Spring Boot's DataBinder automatically maps request parameters to Java bean properties. Without setAllowedFields() or setDisallowedFields() configured in @InitBinder, or without using a dedicated DTO class, the DataBinder binds every property that matches a setter method — including role, authorities, enabled, accountNonLocked. The safest pattern is a dedicated UserUpdateDto with no privileged fields declared.
Pydantic BaseModel with extra='allow' accepts and stores any extra fields sent in the request body. When the model.dict() result is then spread into a database update (db.query(User).filter(...).update(**schema.dict())), every extra field including is_superuser: true is written to the database. Fix: extra='forbid' causes Pydantic to return 422 for any undeclared field.
CVE-2024-29133 (Apache Roller, CVSS 8.1) — form-based mass assignment via role=ADMIN. CVE-2025-64459 (Django, CVSS 9.1) — ORM filter() with kwargs from request. CVE-2025-23085 (Node.js Express + NoSQL, CVSS 7.3) — req.body spread enabling $ne operator injection. CVE-2024-52034 (Strapi, CVSS 8.1) — ORM model save without field filtering.
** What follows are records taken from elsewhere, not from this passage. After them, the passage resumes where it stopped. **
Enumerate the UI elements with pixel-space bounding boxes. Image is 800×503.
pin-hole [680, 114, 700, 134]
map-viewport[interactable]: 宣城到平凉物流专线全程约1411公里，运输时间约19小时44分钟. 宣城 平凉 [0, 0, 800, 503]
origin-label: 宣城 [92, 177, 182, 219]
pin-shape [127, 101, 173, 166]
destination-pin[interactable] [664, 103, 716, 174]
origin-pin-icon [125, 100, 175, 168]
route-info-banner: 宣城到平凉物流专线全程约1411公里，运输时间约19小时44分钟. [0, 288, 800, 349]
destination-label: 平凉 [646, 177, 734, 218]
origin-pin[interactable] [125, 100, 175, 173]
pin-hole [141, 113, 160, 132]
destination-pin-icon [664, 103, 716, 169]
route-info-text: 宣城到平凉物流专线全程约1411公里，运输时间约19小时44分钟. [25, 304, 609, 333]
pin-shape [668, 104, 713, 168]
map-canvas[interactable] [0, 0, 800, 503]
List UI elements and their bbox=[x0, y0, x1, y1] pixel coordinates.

GORM's Save() method updates all fields of the passed struct, including zero values. If a user-controlled struct (decoded from request body) is passed directly to Save(), every field — including role, isAdmin, subscriptionTier — is updated. Use Updates() (updates non-zero fields only) with a dedicated DTO struct, and use Omit() to exclude sensitive fields like associations.
Sequelize's Model.update(values, {where}) and Model.bulkCreate(records) accept all model fields by default. Without a fields option restricting which columns may be updated, an attacker can include role, isAdmin, or admin in the values object. Fix: use the fields: ['email', 'firstName'] option in Sequelize update/create calls to restrict to the allowed columns.